Surely nobody will doubt the fact that during the last four years a revolution of the most momentous character has passed like a storm over Germany. Who could compare this new Germany with that which existed on the 30th of January four years ago, when I took my oath of loyalty before the venerable President of the Reich? …

May we not speak of a revolution when the chaotic conditions brought about by parliamentary-democracy disappear in less than three months and a regime of order and discipline takes their place, and a new energy springs forth from a firmly welded unity and a comprehensive authoritative power such as Germany never before had? …

I myself, to whom the people have given their trust and who have been called to be their leader, come from the people. All the millions of German workers know that it is not a foreign dilettante or an international revolutionary apostle who is at the head of the Reich, but a German who has come from their own ranks…

The National Socialist Movement¬†…¬†refuses to allow the members of a foreign race to wield an influence over our political, intellectual, or cultural life. And we refuse to accord to the members of a foreign race any predominant position in our national economic system…

Confronted with this new and vigorous ideal, all idols and relics of the past which had been upheld by dynastic interests, tribal affiliations and even party interests, now began to lose their glamour. That is why the whole party system of former times completely collapsed in a few weeks, without giving rise to the feeling that something had been lost. They were superseded by a better ideal.
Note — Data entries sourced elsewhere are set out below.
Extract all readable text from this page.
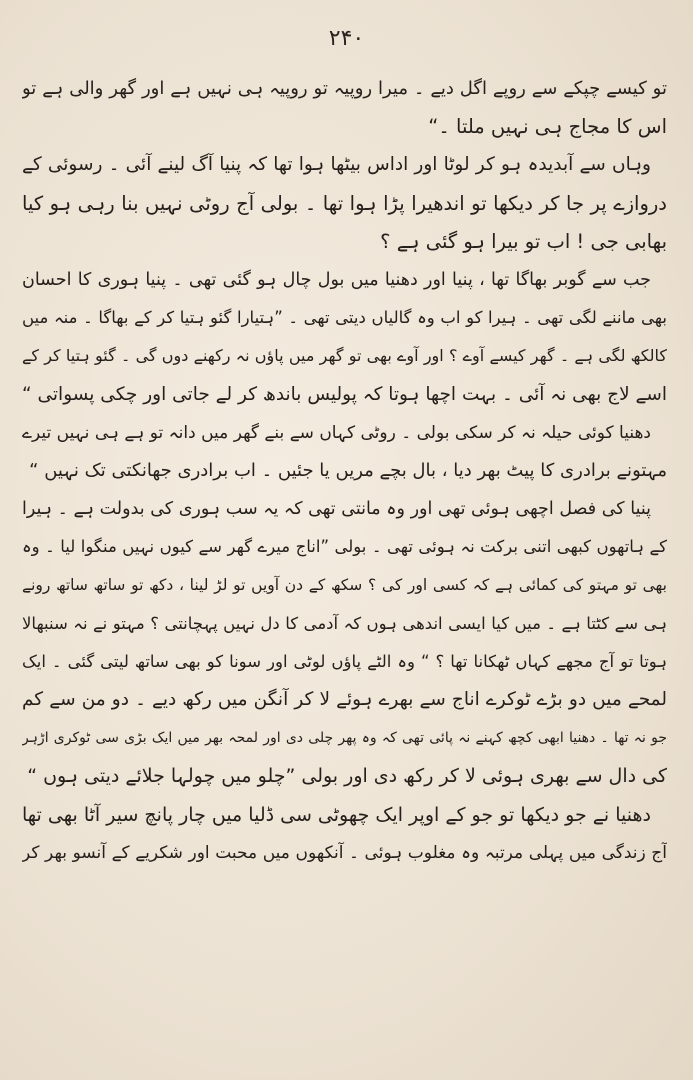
۲۴۰
تو کیسے چپکے سے روپے اگل دیے ۔ میرا روپیہ تو روپیہ ہی نہیں ہے اور گھر والی ہے تو
اس کا مجاج ہی نہیں ملتا ۔“
وہاں سے آبدیدہ ہو کر لوٹا اور اداس بیٹھا ہوا تھا کہ پنیا آگ لینے آئی ۔ رسوئی کے
دروازے پر جا کر دیکھا تو اندھیرا پڑا ہوا تھا ۔ بولی آج روٹی نہیں بنا رہی ہو کیا
بھابی جی ! اب تو بیرا ہو گئی ہے ؟
جب سے گوبر بھاگا تھا ، پنیا اور دھنیا میں بول چال ہو گئی تھی ۔ پنیا ہوری کا احسان
بھی ماننے لگی تھی ۔ ہیرا کو اب وہ گالیاں دیتی تھی ۔ ”ہتیارا گئو ہتیا کر کے بھاگا ۔ منہ میں
کالکھ لگی ہے ۔ گھر کیسے آوے ؟ اور آوے بھی تو گھر میں پاؤں نہ رکھنے دوں گی ۔ گئو ہتیا کر کے
اسے لاج بھی نہ آئی ۔ بہت اچھا ہوتا کہ پولیس باندھ کر لے جاتی اور چکی پسواتی “
دھنیا کوئی حیلہ نہ کر سکی بولی ۔ روٹی کہاں سے بنے گھر میں دانہ تو ہے ہی نہیں تیرے
مہتونے برادری کا پیٹ بھر دیا ، بال بچے مریں یا جئیں ۔ اب برادری جھانکتی تک نہیں “
پنیا کی فصل اچھی ہوئی تھی اور وہ مانتی تھی کہ یہ سب ہوری کی بدولت ہے ۔ ہیرا
کے ہاتھوں کبھی اتنی برکت نہ ہوئی تھی ۔ بولی ”اناج میرے گھر سے کیوں نہیں منگوا لیا ۔ وہ
بھی تو مہتو کی کمائی ہے کہ کسی اور کی ؟ سکھ کے دن آویں تو لڑ لینا ، دکھ تو ساتھ ساتھ رونے
ہی سے کٹتا ہے ۔ میں کیا ایسی اندھی ہوں کہ آدمی کا دل نہیں پہچانتی ؟ مہتو نے نہ سنبھالا
ہوتا تو آج مجھے کہاں ٹھکانا تھا ؟ “ وہ الٹے پاؤں لوٹی اور سونا کو بھی ساتھ لیتی گئی ۔ ایک
لمحے میں دو بڑے ٹوکرے اناج سے بھرے ہوئے لا کر آنگن میں رکھ دیے ۔ دو من سے کم
جو نہ تھا ۔ دھنیا ابھی کچھ کہنے نہ پائی تھی کہ وہ پھر چلی دی اور لمحہ بھر میں ایک بڑی سی ٹوکری اڑہر
کی دال سے بھری ہوئی لا کر رکھ دی اور بولی ”چلو میں چولہا جلائے دیتی ہوں “
دھنیا نے جو دیکھا تو جو کے اوپر ایک چھوٹی سی ڈلیا میں چار پانچ سیر آٹا بھی تھا
آج زندگی میں پہلی مرتبہ وہ مغلوب ہوئی ۔ آنکھوں میں محبت اور شکریے کے آنسو بھر کر
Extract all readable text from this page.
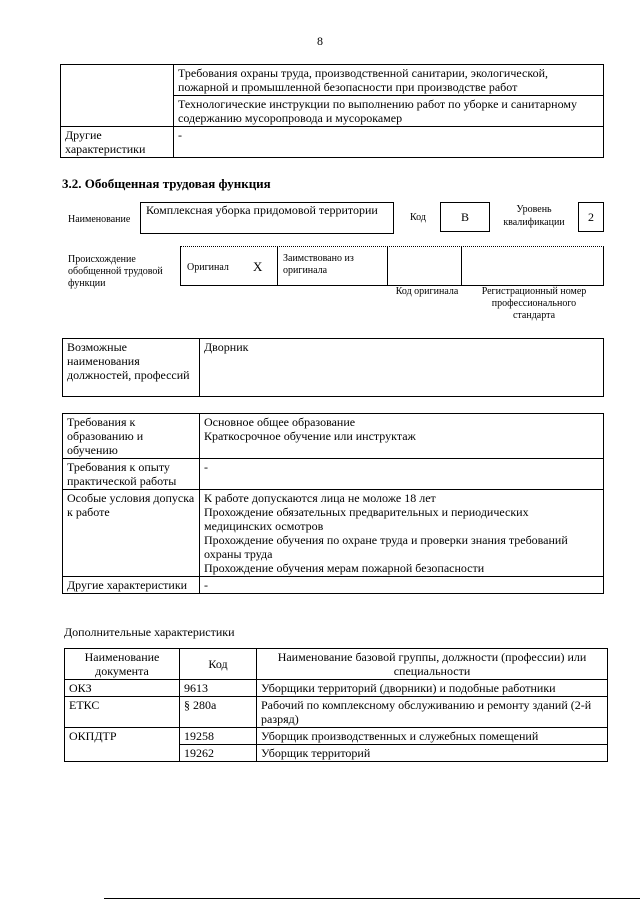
8
	Требования охраны труда, производственной санитарии, экологической, пожарной и промышленной безопасности при производстве работ
	Технологические инструкции по выполнению работ по уборке и санитарному содержанию мусоропровода и мусорокамер
Другие характеристики	-
3.2. Обобщенная трудовая функция
Наименование
Комплексная уборка придомовой территории
Код	B
Уровень квалификации	2
Происхождение обобщенной трудовой функции
Оригинал X
Заимствовано из оригинала
Код оригинала	Регистрационный номер профессионального стандарта
Возможные наименования должностей, профессий	Дворник
Требования к образованию и обучению	Основное общее образование
Краткосрочное обучение или инструктаж

Требования к опыту практической работы	-
Особые условия допуска к работе	К работе допускаются лица не моложе 18 лет
Прохождение обязательных предварительных и периодических медицинских осмотров
Прохождение обучения по охране труда и проверки знания требований охраны труда
Прохождение обучения мерам пожарной безопасности

Другие характеристики	-
Дополнительные характеристики
Наименование документа	Код	Наименование базовой группы, должности (профессии) или специальности
ОКЗ	9613	Уборщики территорий (дворники) и подобные работники
ЕТКС	§ 280а	Рабочий по комплексному обслуживанию и ремонту зданий (2-й разряд)
ОКПДТР	19258	Уборщик производственных и служебных помещений
	19262	Уборщик территорий
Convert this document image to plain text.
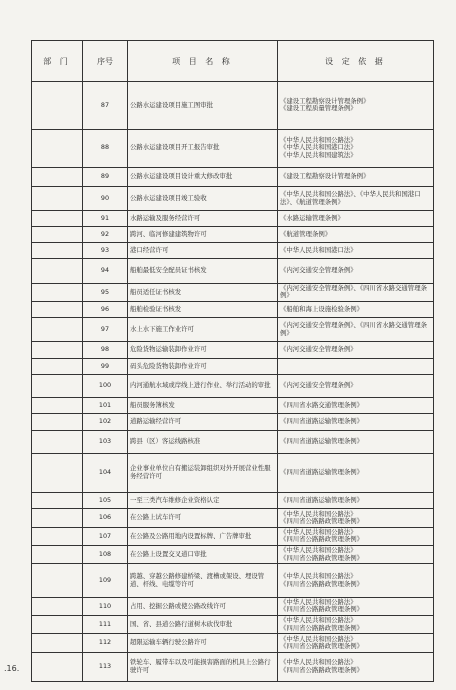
部 门	序号	项 目 名 称	设 定 依 据
	87	公路水运建设项目施工图审批	《建设工程勘察设计管理条例》
《建设工程质量管理条例》
	88	公路水运建设项目开工报告审批	《中华人民共和国公路法》
《中华人民共和国港口法》
《中华人民共和国建筑法》
	89	公路水运建设项目设计重大修改审批	《建设工程勘察设计管理条例》
	90	公路水运建设项目竣工验收	《中华人民共和国公路法》、《中华人民共和国港口法》、《航道管理条例》
	91	水路运输及服务经营许可	《水路运输管理条例》
	92	跨河、临河修建建筑物许可	《航道管理条例》
	93	港口经营许可	《中华人民共和国港口法》
	94	船舶最低安全配员证书核发	《内河交通安全管理条例》
	95	船员适任证书核发	《内河交通安全管理条例》、《四川省水路交通管理条例》
	96	船舶检验证书核发	《船舶和海上设施检验条例》
	97	水上水下施工作业许可	《内河交通安全管理条例》、《四川省水路交通管理条例》
	98	危险货物运输装卸作业许可	《内河交通安全管理条例》
	99	码头危险货物装卸作业许可	
	100	内河通航水域或岸线上进行作业、举行活动的审批	《内河交通安全管理条例》
	101	船员服务簿核发	《四川省水路交通管理条例》
	102	道路运输经营许可	《四川省道路运输管理条例》
	103	跨县（区）客运线路核准	《四川省道路运输管理条例》
	104	企业事业单位自有搬运装卸组织对外开展营业性服务经营许可	《四川省道路运输管理条例》
	105	一至三类汽车维修企业资格认定	《四川省道路运输管理条例》
	106	在公路上试车许可	《中华人民共和国公路法》
《四川省公路路政管理条例》
	107	在公路及公路用地内设置标牌、广告牌审批	《中华人民共和国公路法》
《四川省公路路政管理条例》
	108	在公路上设置交叉道口审批	《中华人民共和国公路法》
《四川省公路路政管理条例》
	109	跨越、穿越公路修建桥梁、渡槽或架设、埋设管道、杆线、电缆等许可	《中华人民共和国公路法》
《四川省公路路政管理条例》
	110	占用、挖掘公路或使公路改线许可	《中华人民共和国公路法》
《四川省公路路政管理条例》
	111	国、省、县道公路行道树木砍伐审批	《中华人民共和国公路法》
《四川省公路路政管理条例》
	112	超限运输车辆行驶公路许可	《中华人民共和国公路法》
《四川省公路路政管理条例》
	113	铁轮车、履带车以及可能损害路面的机具上公路行驶许可	《中华人民共和国公路法》
《四川省公路路政管理条例》
.16.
A new movement took their place. A re-organization of our people into a national unit that includes all those whose labour is productive simply pushed aside the old organizations…

There could be no more eloquent proof of how profoundly the German people have understood the significance of this change and new development than the manner in which the nation sanctioned our regime at the polls on so many occasions during the years that followed. So, of all those who like to point again and again to the democratic form of government as the institution which is based on the universal will of the people, in contrast to dictatorships, nobody has a better right to speak in the name of the people than I have…

But the meaning and purpose of human organizations and of all human activities can be measured by asking what value they are for the maintenance of the race or people, which is the one existing element that must abide. The people — the race — is the primary thing. Party, State, Army, the national economic structure, Justice etc, all these are only secondary and accidental. They are only the means to the end and the end is the preservation of this nation. These public institutions are right and useful according to the measure in which their energies are directed towards this task. If they are incapable of fulfilling it, then their existence is harmful and they must either be reformed or removed and replaced by something better.